I was printing away and noticed the extruder was not pushing any plastic through, so i checked the guide wheel and did a load filament to see if it was pushing it through and it was fine no blockage, but it pumps nothing out on printing. very odd.
can anyone help me?

----------


## EagleSeven

> Hi.
> I was printing away and noticed the extruder was not pushing any plastic through, so i checked the guide wheel and did a load filament to see if it was pushing it through and it was fine no blockage, but it pumps nothing out on printing. very odd.
> can anyone help me?


You said you checked the guide-wheel but did you also check the gear in extruder ?
The teeth of gear can get clogged with plastic, causing it to Slip.
Sometime it will load filament but then slip as it heats up.
You need to disassemble the extruder and clean gear, on motor shaft, with a small wire brush, if it is clogged.

Did you try printing more than one object file?
I've seen error in a Rep-G slicer file that caused filament not to feed.

----------


## SimonF1

Thanks for the help, i appreciate it.
Yes i had the extruder off and cleaned some very very small flakes but nothing much, then put it all back again and no different.
when i load the extruder it pulls the filament in nice and smooth and ive held it back with some pressure and it managed to pull it np unless i really do hold it back then the  extruder starts clicking. so im lost to what can be happening. the print im printing is a print ive done 20 or 30 times so its not that.

----------


## EagleSeven

> Thanks for the help, i appreciate it.
> Yes i had the extruder off and cleaned some very very small flakes but nothing much, then put it all back again and no different.
> when i load the extruder it pulls the filament in nice and smooth and ive held it back with some pressure and it managed to pull it np unless i really do hold it back then the  extruder starts clicking. so im lost to what can be happening. the print im printing is a print ive done 20 or 30 times so its not that.


Did you clean the guide-Tube, that connects Nozzle to mounting-block ?
(I use a brass-wire, the same size as inside of Tube, to push out everything, after it is heated)

If that is clean and the nozzle Temp is not changing (cooling for some reason),
 then it must be binding somewhere at spool or guides from spool ?

----------


## SimonF1

> Did you clean the guide-Tube, that connects Nozzle to mounting-block ?


Ok i took the nozzles off and destroyed both them Teflon guide tubes and had to buy some more.

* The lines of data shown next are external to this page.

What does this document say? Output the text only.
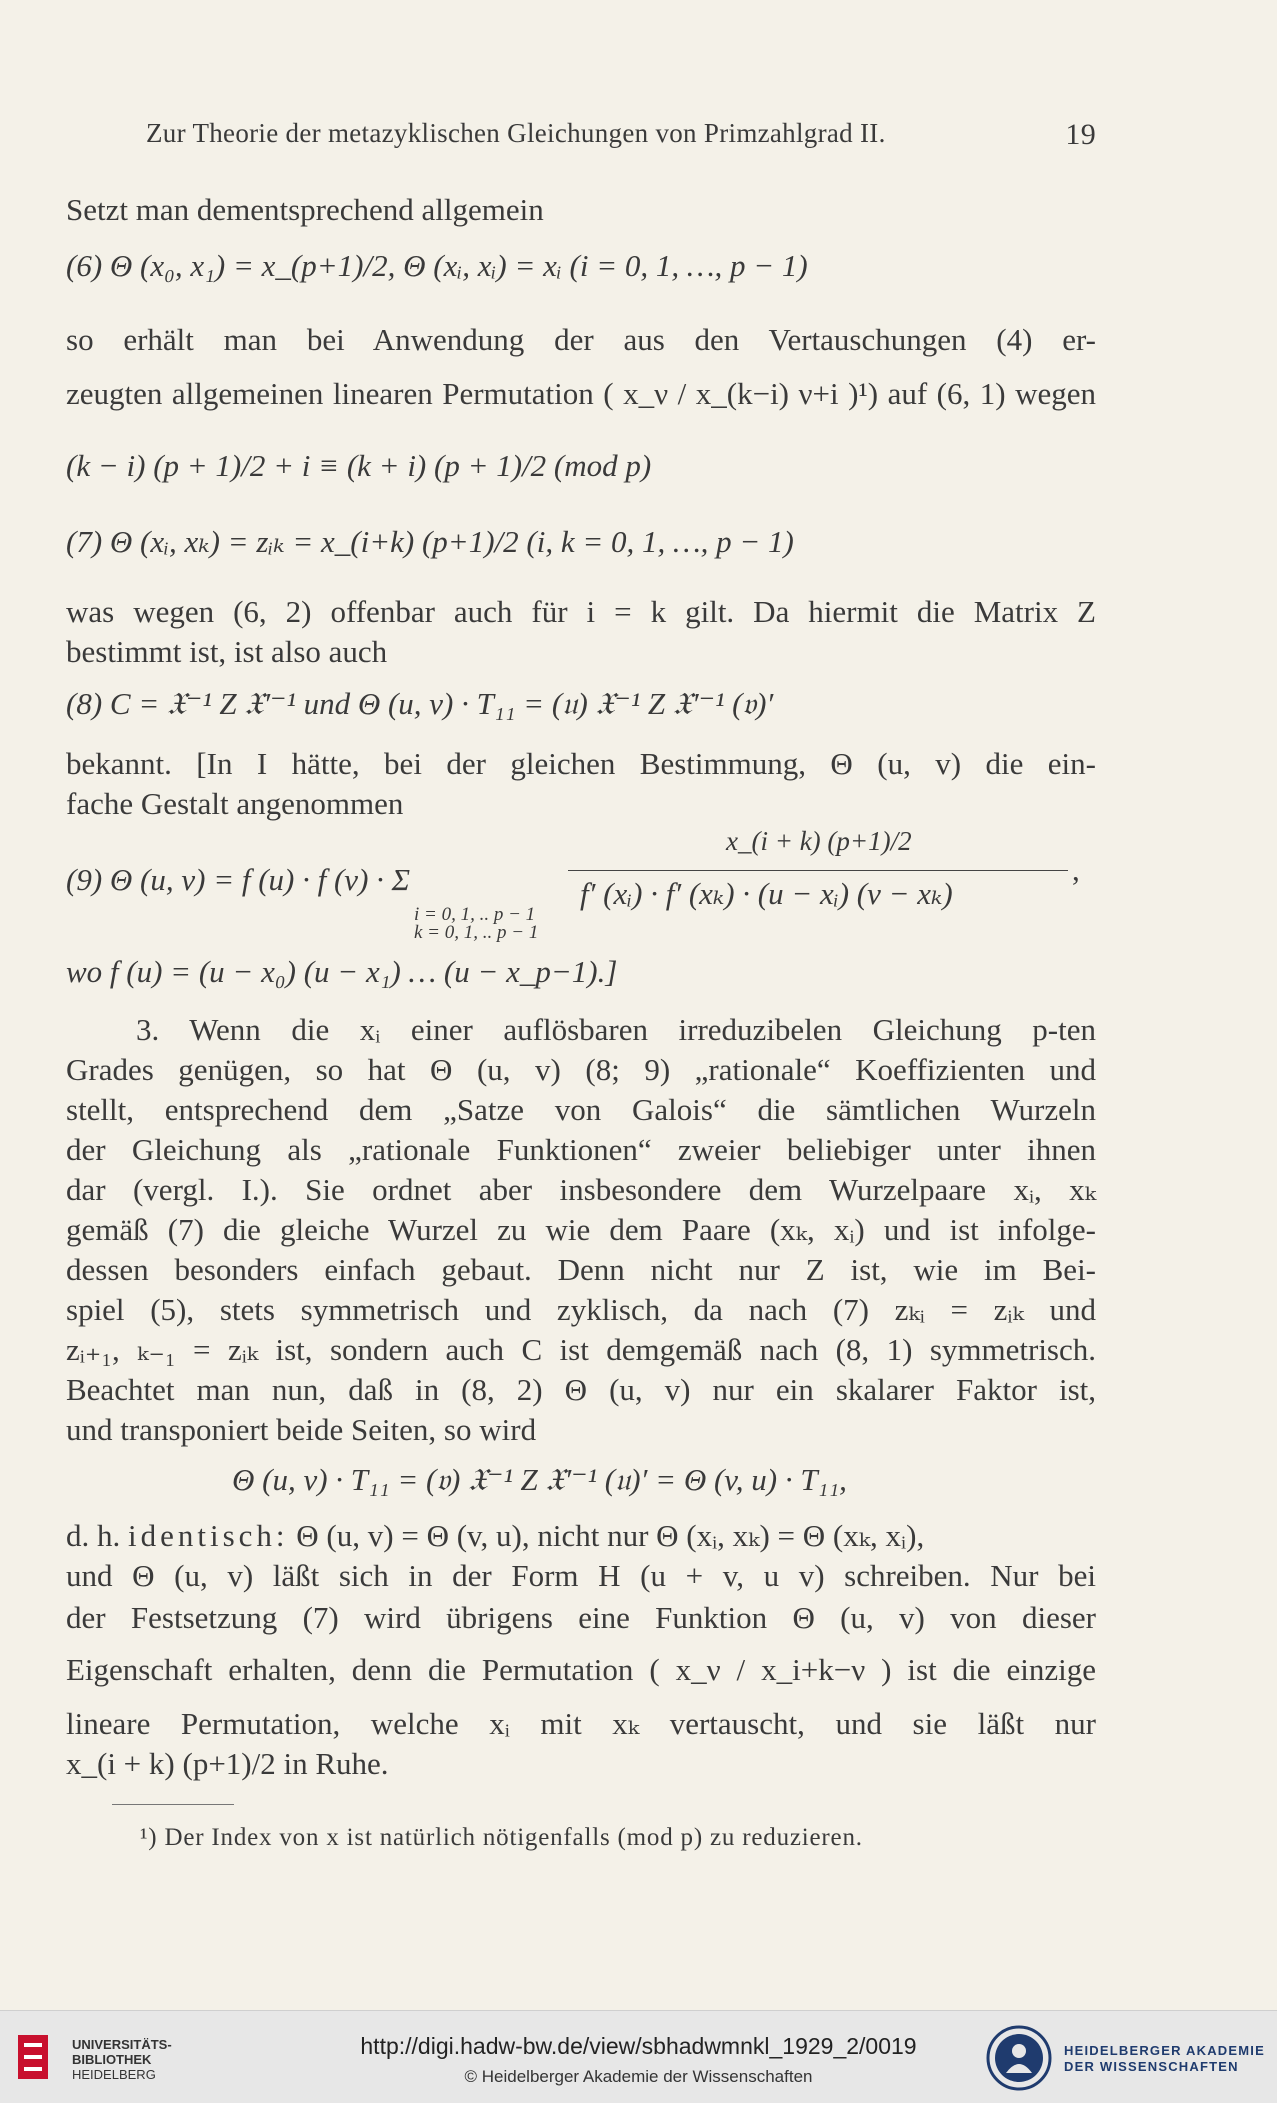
Zur Theorie der metazyklischen Gleichungen von Primzahlgrad II.	19
Setzt man dementsprechend allgemein
(6) Θ (x₀, x₁) = x_(p+1)/2, Θ (xᵢ, xᵢ) = xᵢ (i = 0, 1, …, p − 1)
so erhält man bei Anwendung der aus den Vertauschungen (4) er-
zeugten allgemeinen linearen Permutation ( x_ν / x_(k−i) ν+i )¹) auf (6, 1) wegen
(k − i) (p + 1)/2 + i ≡ (k + i) (p + 1)/2 (mod p)
(7) Θ (xᵢ, xₖ) = zᵢₖ = x_(i+k) (p+1)/2 (i, k = 0, 1, …, p − 1)
was wegen (6, 2) offenbar auch für i = k gilt. Da hiermit die Matrix Z
bestimmt ist, ist also auch
(8) C = 𝔛⁻¹ Z 𝔛′⁻¹ und Θ (u, v) · T₁₁ = (𝔲) 𝔛⁻¹ Z 𝔛′⁻¹ (𝔳)′
bekannt. [In I hätte, bei der gleichen Bestimmung, Θ (u, v) die ein-
fache Gestalt angenommen
x_(i + k) (p+1)/2
(9) Θ (u, v) = f (u) · f (v) · Σ	,
f′ (xᵢ) · f′ (xₖ) · (u − xᵢ) (v − xₖ)
i = 0, 1, .. p − 1
k = 0, 1, .. p − 1
wo f (u) = (u − x₀) (u − x₁) … (u − x_p−1).]
3. Wenn die xᵢ einer auflösbaren irreduzibelen Gleichung p-ten
Grades genügen, so hat Θ (u, v) (8; 9) „rationale“ Koeffizienten und
stellt, entsprechend dem „Satze von Galois“ die sämtlichen Wurzeln
der Gleichung als „rationale Funktionen“ zweier beliebiger unter ihnen
dar (vergl. I.). Sie ordnet aber insbesondere dem Wurzelpaare xᵢ, xₖ
gemäß (7) die gleiche Wurzel zu wie dem Paare (xₖ, xᵢ) und ist infolge-
dessen besonders einfach gebaut. Denn nicht nur Z ist, wie im Bei-
spiel (5), stets symmetrisch und zyklisch, da nach (7) zₖᵢ = zᵢₖ und
zᵢ₊₁, ₖ₋₁ = zᵢₖ ist, sondern auch C ist demgemäß nach (8, 1) symmetrisch.
Beachtet man nun, daß in (8, 2) Θ (u, v) nur ein skalarer Faktor ist,
und transponiert beide Seiten, so wird
Θ (u, v) · T₁₁ = (𝔳) 𝔛⁻¹ Z 𝔛′⁻¹ (𝔲)′ = Θ (v, u) · T₁₁,
d. h. identisch: Θ (u, v) = Θ (v, u), nicht nur Θ (xᵢ, xₖ) = Θ (xₖ, xᵢ),
und Θ (u, v) läßt sich in der Form H (u + v, u v) schreiben. Nur bei
der Festsetzung (7) wird übrigens eine Funktion Θ (u, v) von dieser
Eigenschaft erhalten, denn die Permutation ( x_ν / x_i+k−ν ) ist die einzige
lineare Permutation, welche xᵢ mit xₖ vertauscht, und sie läßt nur
x_(i + k) (p+1)/2 in Ruhe.
¹) Der Index von x ist natürlich nötigenfalls (mod p) zu reduzieren.
UNIVERSITÄTS-
BIBLIOTHEK
HEIDELBERG
http://digi.hadw-bw.de/view/sbhadwmnkl_1929_2/0019
© Heidelberger Akademie der Wissenschaften
HEIDELBERGER AKADEMIE
DER WISSENSCHAFTEN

Received to new Teflon tube today and fitted to both extruder's then did a bed levelling and then on to a print and omfgg its printing fine haha 

what im confused about is why it could load and extrude filament, but not print anything, anyway its all working now, Thanks EagleSeven you have been a great help mate  :Smile:

----------


## EagleSeven

> Ok i took the nozzles off and destroyed both them Teflon guide tubes and had to buy some more.
> 
> Received to new Teflon tube today and fitted to both extruder's then did a bed levelling and then on to a print and omfgg its printing fine haha 
> 
> what im confused about is why it could load and extrude filament, but not print anything, anyway its all working now, Thanks EagleSeven you have been a great help mate


The guide-Tubes we use do Not have Teflon inserts in them, and Never had any, 
 they work great and are easy to clean, without any possible damage.

From what I've read, the type tubes that have Teflon in them Cause more Trouble, than they help !
But we've never used the type with Teflon, so I'm no expert about that.
I just Know that the tubes without Teflon work great,
 as long as you keep a brass-wire handy to clean them out when needed !

----------


## SimonF1

> The guide-Tubes we use do Not have Teflon inserts in them, and Never had any, 
>  they work great and are easy to clean, without any possible damage.


ok i will remember this for the future  :Smile:  Thanks again.

----------